Redaction
Redaction
CommercialIn EventStoreDB, events are immutable and cannot be changed after they are written. Usually, when you have an event with data that needs to be deleted you should take the following steps:
- Rewrite the stream to a new stream without the data to be removed.
- Delete the old stream.
- Run a scavenge to remove the data from disk on each node in turn.
If this procedure is impractical for your use case, then you can use the redaction tool (the "redactor") to blank out the data of specific events.
Warning
Use the redactor as a last resort and only if you know what you're doing. Redacting events may lead to unintended consequences in your subscriptions and projections!
Prerequisites
Using redaction has the following prerequisites:
- A commercial license.
- EventStoreDB version 23.6.0 or above. If running on Windows, Windows Server 2019 or above is required.
- Server configuration option:
EnableUnixSocket: True
. - The redactor tool (see steps below on how to get it).
Getting the redactor
Redaction requires a commercial license. Due to its sensitive nature, the tool is available only upon request. Please contact us here if you do not have commercial support, or reach out to our support team if you do.
Running the redactor
The binary needs to be extracted and run locally on an EventStoreDB node. Similar to scavenging, redaction affects only the node where it's running. Thus, it must be run once on each node of the cluster.

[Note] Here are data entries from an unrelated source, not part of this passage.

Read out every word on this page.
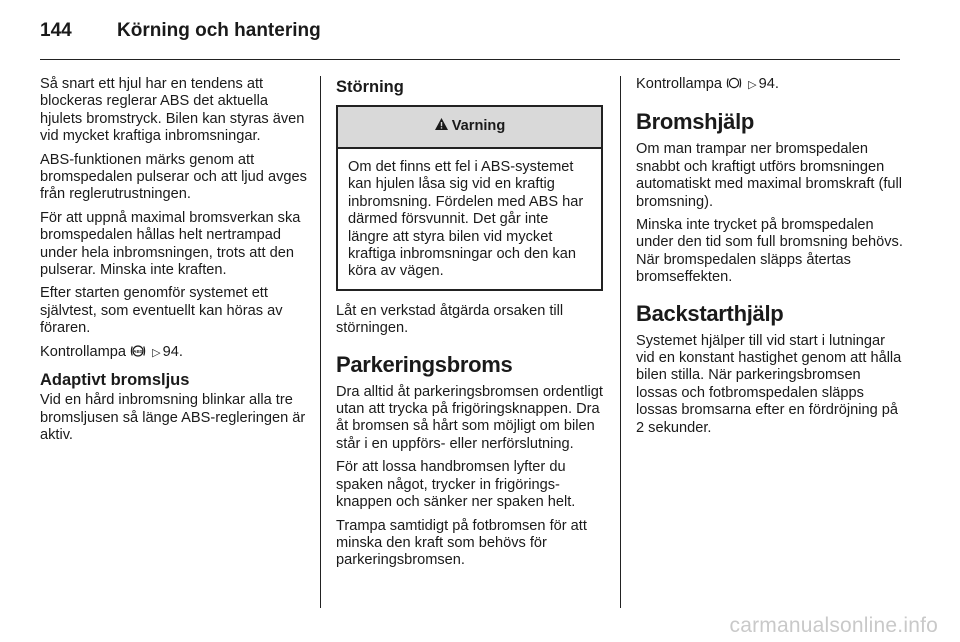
144 Körning och hantering

Så snart ett hjul har en tendens att blockeras reglerar ABS det aktuella hjulets bromstryck. Bilen kan styras även vid mycket kraftiga inbromsningar.

ABS-funktionen märks genom att bromspedalen pulserar och att ljud avges från reglerutrustningen.

För att uppnå maximal bromsverkan ska bromspedalen hållas helt nertrampad under hela inbromsningen, trots att den pulserar. Minska inte kraften.

Efter starten genomför systemet ett självtest, som eventuellt kan höras av föraren.

Kontrollampa ABS ▷ 94.

Adaptivt bromsljus

Vid en hård inbromsning blinkar alla tre bromsljusen så länge ABS-regleringen är aktiv.

Störning
Varning
Om det finns ett fel i ABS-systemet kan hjulen låsa sig vid en kraftig inbromsning. Fördelen med ABS har därmed försvunnit. Det går inte längre att styra bilen vid mycket kraftiga inbromsningar och den kan köra av vägen.

Låt en verkstad åtgärda orsaken till störningen.

Parkeringsbroms

Dra alltid åt parkeringsbromsen ordentligt utan att trycka på frigöringsknappen. Dra åt bromsen så hårt som möjligt om bilen står i en uppförs- eller nerförslutning.

För att lossa handbromsen lyfter du spaken något, trycker in frigöringsknappen och sänker ner spaken helt.

Trampa samtidigt på fotbromsen för att minska den kraft som behövs för parkeringsbromsen.

Kontrollampa ▷ 94.

Bromshjälp

Om man trampar ner bromspedalen snabbt och kraftigt utförs bromsningen automatiskt med maximal bromskraft (full bromsning).

Minska inte trycket på bromspedalen under den tid som full bromsning behövs. När bromspedalen släpps återtas bromseffekten.

Backstarthjälp

Systemet hjälper till vid start i lutningar vid en konstant hastighet genom att hålla bilen stilla. När parkeringsbromsen lossas och fotbromspedalen släpps lossas bromsarna efter en fördröjning på 2 sekunder.

carmanualsonline.info
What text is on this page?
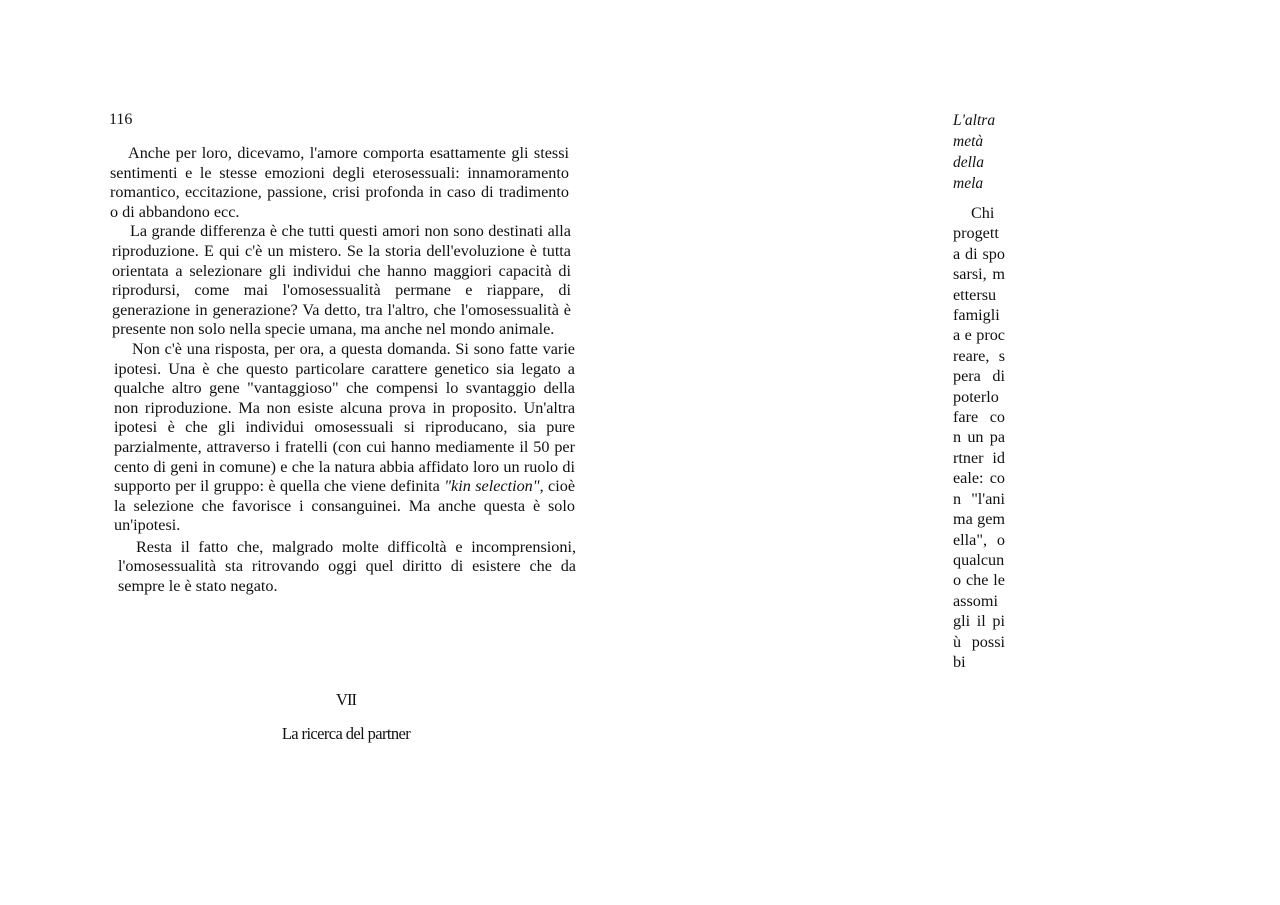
116

Anche per loro, dicevamo, l'amore comporta esattamente gli stessi sentimenti e le stesse emozioni degli eterosessuali: innamoramento romantico, eccitazione, passione, crisi profonda in caso di tradimento o di abbandono ecc.

La grande differenza è che tutti questi amori non sono destinati alla riproduzione. E qui c'è un mistero. Se la storia dell'evoluzione è tutta orientata a selezionare gli individui che hanno maggiori capacità di riprodursi, come mai l'omosessualità permane e riappare, di generazione in generazione? Va detto, tra l'altro, che l'omosessualità è presente non solo nella specie umana, ma anche nel mondo animale.

Non c'è una risposta, per ora, a questa domanda. Si sono fatte varie ipotesi. Una è che questo particolare carattere genetico sia legato a qualche altro gene "vantaggioso" che compensi lo svantaggio della non riproduzione. Ma non esiste alcuna prova in proposito. Un'altra ipotesi è che gli individui omosessuali si riproducano, sia pure parzialmente, attraverso i fratelli (con cui hanno mediamente il 50 per cento di geni in comune) e che la natura abbia affidato loro un ruolo di supporto per il gruppo: è quella che viene definita "kin selection", cioè la selezione che favorisce i consanguinei. Ma anche questa è solo un'ipotesi.

Resta il fatto che, malgrado molte difficoltà e incomprensioni, l'omosessualità sta ritrovando oggi quel diritto di esistere che da sempre le è stato negato.

VII
La ricerca del partner
L'altra metà della mela
Chi progetta di sposarsi, mettersu famiglia e procreare, spera di poterlo fare con un partner ideale: con "l'anima gemella", o qualcuno che le assomigli il più possibi
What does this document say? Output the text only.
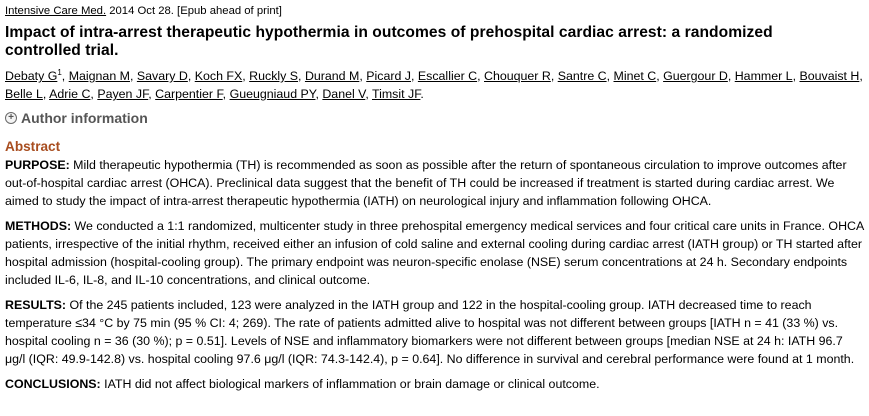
Intensive Care Med. 2014 Oct 28. [Epub ahead of print]
Impact of intra-arrest therapeutic hypothermia in outcomes of prehospital cardiac arrest: a randomized controlled trial.
Debaty $G^1$, Maignan M, Savary D, Koch FX, Ruckly S, Durand M, Picard J, Escallier C, Chouquer R, Santre C, Minet C, Guergour D, Hammer L, Bouvaist H, Belle L, Adrie C, Payen JF, Carpentier F, Gueugniaud PY, Danel V, Timsit JF.
+ Author information
Abstract
PURPOSE: Mild therapeutic hypothermia (TH) is recommended as soon as possible after the return of spontaneous circulation to improve outcomes after out-of-hospital cardiac arrest (OHCA). Preclinical data suggest that the benefit of TH could be increased if treatment is started during cardiac arrest. We aimed to study the impact of intra-arrest therapeutic hypothermia (IATH) on neurological injury and inflammation following OHCA.
METHODS: We conducted a 1:1 randomized, multicenter study in three prehospital emergency medical services and four critical care units in France. OHCA patients, irrespective of the initial rhythm, received either an infusion of cold saline and external cooling during cardiac arrest (IATH group) or TH started after hospital admission (hospital-cooling group). The primary endpoint was neuron-specific enolase (NSE) serum concentrations at 24 h. Secondary endpoints included IL-6, IL-8, and IL-10 concentrations, and clinical outcome.
RESULTS: Of the 245 patients included, 123 were analyzed in the IATH group and 122 in the hospital-cooling group. IATH decreased time to reach temperature ≤34 °C by 75 min (95 % CI: 4; 269). The rate of patients admitted alive to hospital was not different between groups [IATH n = 41 (33 %) vs. hospital cooling n = 36 (30 %); p = 0.51]. Levels of NSE and inflammatory biomarkers were not different between groups [median NSE at 24 h: IATH 96.7 μg/l (IQR: 49.9-142.8) vs. hospital cooling 97.6 μg/l (IQR: 74.3-142.4), p = 0.64]. No difference in survival and cerebral performance were found at 1 month.
CONCLUSIONS: IATH did not affect biological markers of inflammation or brain damage or clinical outcome.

The redactor takes two mandatory parameters as input:
Parameter | Description |
---|---|
--db | The path to the database directory containing the chunk files. |
--events | A comma-separated list of events to be redacted in the format: eventNumber@streamName |
Specify --help
to see the full list of options.
The redactor will blank out the data section of the specified events with one bits (0xFF bytes) keeping the data size exactly the same as it was before. It will also set a flag (IsRedacted
) on the event's record to indicate that the event has been redacted. All other properties of the event such as the event type, event metadata, and timestamp will remain unchanged.
If you read the data of a redacted event from an external client, you should see data composed of only 0xFF bytes. The UI will also label redacted events.
Tips
The redactor is not an offline tool. The EventStoreDB server must be running, as the redactor needs to communicate with it to obtain information about the events to be redacted and replace the chunk files with the redacted ones.
How the redactor works
The redactor follows these steps:
It establishes a connection to the database via a unix domain socket located in the database directory.
It then fetches information about the events to be redacted from the server via an RPC call. This information includes the chunk file the event is in and the event's position in the chunk.
A list is built of chunk files containing events to be redacted.
For each chunk in the list:
- It is copied to a file with a .tmp extension in the database directory.
- The requested event(s) are redacted in the .tmp chunk file.
- The .tmp chunk is atomically switched into the database via an RPC call on the server.